/prog/scrape
Our power was out for eight hours this Thursday, so I spent most of the day being bored and drawing diagrams. One of those diagrams turned into this, which got me started on a project I’ve been meaning to get started on for a while now.
Of course, then I lost interest and it ended up just being this bit. The rest is just GUI twattery and crafting HTTP requests in ways that won’t trigger the auto-banners anyway.
What the thing I wrote (and which I guess I’ll call /prog/scrape) does now is open or create an SQLite database, pull subject.txt, compare subject.txt to the data in the database, load the thread pages for any thread that’s out of date, subject it to horrible and primitive pattern matching to pull the individual posts (and relevant metadata), and update the database.
The code is here (and should require no modules not present in a standard Python 2.5 install), but I strongly suggest you don’t try to run it. It will pull every single thing ever posted on /prog/, which takes something like two and a half hours.

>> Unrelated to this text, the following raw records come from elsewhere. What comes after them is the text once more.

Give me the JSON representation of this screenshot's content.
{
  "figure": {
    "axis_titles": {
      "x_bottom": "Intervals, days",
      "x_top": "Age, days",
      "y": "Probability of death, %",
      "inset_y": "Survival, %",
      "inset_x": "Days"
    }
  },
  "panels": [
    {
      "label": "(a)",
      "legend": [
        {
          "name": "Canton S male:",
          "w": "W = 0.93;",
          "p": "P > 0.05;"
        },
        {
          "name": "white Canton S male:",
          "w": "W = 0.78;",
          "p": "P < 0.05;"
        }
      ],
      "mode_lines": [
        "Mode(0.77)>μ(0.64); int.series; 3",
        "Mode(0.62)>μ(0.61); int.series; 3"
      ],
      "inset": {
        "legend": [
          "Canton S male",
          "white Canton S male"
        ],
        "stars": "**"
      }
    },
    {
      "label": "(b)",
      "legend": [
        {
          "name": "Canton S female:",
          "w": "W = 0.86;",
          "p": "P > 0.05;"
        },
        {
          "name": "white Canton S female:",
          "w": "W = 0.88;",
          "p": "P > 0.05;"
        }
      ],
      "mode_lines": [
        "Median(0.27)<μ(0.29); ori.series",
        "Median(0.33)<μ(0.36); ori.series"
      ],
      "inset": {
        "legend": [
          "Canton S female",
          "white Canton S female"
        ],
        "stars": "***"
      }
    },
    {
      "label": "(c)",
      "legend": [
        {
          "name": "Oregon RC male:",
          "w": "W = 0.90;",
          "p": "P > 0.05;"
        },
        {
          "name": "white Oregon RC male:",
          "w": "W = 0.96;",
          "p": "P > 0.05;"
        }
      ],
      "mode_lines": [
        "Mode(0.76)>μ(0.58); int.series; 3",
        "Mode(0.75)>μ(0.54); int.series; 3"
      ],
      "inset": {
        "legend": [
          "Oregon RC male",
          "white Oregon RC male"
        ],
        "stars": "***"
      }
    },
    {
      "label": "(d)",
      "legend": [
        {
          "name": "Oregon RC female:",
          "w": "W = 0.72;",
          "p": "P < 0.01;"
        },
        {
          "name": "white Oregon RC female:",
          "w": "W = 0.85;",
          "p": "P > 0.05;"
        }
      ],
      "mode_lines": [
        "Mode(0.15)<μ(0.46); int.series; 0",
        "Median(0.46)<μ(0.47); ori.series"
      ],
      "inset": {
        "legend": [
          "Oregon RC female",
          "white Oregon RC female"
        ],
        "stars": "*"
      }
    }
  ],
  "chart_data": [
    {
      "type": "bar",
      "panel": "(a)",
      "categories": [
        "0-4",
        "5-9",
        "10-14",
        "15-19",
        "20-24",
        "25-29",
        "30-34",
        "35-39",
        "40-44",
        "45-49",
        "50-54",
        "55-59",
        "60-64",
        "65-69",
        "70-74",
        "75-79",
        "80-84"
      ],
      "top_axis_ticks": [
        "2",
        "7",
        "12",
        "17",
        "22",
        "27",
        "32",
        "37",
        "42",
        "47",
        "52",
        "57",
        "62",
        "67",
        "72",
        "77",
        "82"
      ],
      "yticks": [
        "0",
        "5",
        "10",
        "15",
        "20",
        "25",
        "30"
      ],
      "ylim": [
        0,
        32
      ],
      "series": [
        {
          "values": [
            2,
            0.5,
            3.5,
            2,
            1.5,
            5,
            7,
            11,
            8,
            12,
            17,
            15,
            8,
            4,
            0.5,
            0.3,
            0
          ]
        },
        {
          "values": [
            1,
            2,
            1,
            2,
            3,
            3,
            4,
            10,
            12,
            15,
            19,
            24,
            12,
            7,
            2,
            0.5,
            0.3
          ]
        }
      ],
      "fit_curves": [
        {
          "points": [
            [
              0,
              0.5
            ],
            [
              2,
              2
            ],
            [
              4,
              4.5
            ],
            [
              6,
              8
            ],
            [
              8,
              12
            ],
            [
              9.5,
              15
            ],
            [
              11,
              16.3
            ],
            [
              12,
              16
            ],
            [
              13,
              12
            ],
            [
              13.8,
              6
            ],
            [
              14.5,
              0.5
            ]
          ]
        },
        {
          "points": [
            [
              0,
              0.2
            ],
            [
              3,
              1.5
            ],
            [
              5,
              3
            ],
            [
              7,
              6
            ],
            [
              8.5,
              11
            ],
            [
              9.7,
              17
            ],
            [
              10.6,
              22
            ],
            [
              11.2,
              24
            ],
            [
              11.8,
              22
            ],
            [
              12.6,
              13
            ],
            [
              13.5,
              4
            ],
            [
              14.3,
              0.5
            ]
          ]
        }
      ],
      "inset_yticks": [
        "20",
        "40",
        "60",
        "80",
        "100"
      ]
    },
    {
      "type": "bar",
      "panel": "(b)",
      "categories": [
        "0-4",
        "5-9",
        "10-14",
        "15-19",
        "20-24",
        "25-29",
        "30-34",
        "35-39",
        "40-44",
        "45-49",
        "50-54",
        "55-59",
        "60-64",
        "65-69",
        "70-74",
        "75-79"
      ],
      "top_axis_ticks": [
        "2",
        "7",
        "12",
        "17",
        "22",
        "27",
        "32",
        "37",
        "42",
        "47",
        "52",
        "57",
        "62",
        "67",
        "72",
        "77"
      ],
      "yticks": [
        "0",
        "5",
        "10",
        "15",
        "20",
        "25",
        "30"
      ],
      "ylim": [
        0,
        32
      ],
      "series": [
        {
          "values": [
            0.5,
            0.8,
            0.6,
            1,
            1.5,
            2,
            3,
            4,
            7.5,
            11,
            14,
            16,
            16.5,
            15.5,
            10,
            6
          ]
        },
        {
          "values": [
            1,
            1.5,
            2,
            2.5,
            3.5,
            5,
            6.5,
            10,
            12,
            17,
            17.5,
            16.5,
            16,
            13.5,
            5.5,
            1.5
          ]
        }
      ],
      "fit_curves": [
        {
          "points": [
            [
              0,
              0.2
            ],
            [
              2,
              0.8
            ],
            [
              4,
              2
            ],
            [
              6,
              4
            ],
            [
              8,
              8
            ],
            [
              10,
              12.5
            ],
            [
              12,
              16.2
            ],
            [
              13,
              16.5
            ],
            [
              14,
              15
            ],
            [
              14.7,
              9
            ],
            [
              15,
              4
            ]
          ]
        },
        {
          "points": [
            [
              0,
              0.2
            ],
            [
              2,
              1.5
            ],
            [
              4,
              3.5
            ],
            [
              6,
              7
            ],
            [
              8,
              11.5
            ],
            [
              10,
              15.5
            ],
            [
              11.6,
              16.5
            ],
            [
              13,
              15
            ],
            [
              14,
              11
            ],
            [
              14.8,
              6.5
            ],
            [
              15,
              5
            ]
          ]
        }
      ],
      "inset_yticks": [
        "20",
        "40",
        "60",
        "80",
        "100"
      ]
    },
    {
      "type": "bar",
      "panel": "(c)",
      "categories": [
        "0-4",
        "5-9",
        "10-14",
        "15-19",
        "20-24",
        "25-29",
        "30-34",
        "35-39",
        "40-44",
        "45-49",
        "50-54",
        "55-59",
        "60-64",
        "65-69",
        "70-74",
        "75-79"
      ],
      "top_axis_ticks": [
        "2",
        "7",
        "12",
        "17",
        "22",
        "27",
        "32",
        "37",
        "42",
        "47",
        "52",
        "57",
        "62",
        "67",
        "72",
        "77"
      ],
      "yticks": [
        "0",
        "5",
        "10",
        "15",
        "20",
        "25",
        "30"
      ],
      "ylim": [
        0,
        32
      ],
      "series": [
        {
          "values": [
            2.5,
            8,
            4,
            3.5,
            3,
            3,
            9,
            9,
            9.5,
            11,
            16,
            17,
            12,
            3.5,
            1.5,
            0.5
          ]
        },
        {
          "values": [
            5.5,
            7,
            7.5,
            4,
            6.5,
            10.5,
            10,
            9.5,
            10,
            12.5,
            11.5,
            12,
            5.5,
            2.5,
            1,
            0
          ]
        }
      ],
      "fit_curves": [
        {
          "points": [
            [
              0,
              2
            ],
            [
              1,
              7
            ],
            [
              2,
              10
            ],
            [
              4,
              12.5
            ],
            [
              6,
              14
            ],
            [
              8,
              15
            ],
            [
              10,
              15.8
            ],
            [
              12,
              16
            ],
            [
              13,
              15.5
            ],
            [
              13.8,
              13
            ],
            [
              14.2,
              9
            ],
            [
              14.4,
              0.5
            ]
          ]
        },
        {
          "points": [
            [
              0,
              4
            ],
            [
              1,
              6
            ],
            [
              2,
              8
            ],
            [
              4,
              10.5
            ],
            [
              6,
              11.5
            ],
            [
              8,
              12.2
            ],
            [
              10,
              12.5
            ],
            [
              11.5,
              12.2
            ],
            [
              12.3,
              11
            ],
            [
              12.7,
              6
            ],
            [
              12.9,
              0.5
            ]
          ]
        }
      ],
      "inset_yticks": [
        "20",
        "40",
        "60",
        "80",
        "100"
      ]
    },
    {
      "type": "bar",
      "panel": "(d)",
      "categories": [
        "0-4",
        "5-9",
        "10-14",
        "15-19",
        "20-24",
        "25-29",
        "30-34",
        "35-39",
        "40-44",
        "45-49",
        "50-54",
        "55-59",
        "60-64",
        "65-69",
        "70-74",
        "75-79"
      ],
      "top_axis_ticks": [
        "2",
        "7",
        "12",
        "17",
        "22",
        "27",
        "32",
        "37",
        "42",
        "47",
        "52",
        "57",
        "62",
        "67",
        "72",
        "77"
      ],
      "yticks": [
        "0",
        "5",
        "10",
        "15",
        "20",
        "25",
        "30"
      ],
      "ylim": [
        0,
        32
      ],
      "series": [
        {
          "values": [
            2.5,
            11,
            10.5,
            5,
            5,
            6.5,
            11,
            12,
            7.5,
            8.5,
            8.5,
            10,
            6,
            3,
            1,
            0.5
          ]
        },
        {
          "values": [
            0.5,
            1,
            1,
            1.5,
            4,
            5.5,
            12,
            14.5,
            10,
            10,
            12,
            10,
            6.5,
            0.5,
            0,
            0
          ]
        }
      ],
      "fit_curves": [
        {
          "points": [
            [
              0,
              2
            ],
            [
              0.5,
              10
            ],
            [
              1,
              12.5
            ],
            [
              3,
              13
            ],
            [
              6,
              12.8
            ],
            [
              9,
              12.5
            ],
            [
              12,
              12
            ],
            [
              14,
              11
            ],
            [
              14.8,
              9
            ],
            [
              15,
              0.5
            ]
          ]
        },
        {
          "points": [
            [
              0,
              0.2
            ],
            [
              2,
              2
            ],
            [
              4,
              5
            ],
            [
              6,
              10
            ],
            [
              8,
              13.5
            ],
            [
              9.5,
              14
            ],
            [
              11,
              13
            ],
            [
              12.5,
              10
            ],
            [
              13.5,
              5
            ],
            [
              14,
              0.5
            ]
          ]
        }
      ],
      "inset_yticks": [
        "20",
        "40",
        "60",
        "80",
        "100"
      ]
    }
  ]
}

Instead, download this (13.0 MB gzipped, 54.5 MB expanded), which is the SQLite database I built today. It’s up to date as of a few minutes ago, but to update it, just untar it into the same folder as the script (preserving the name prog.db), and run the script. It’ll find and use the existing database when determining what needs to be pulled.
Obviously this isn’t very useful by itself, but people interested in random statistics can have some fun with it.
To wit:
sqlite> select count(*) from posts; 168246 sqlite> select count(*) from (select distinct body from posts); 140893 sqlite> select count(*) from posts where author = 'Xarn'; 28
Requires SQLite 3. Have fun.
(The scraper should work with any Shiichan board by just changing the variables at the top, but honestly, who really uses Shiichan?)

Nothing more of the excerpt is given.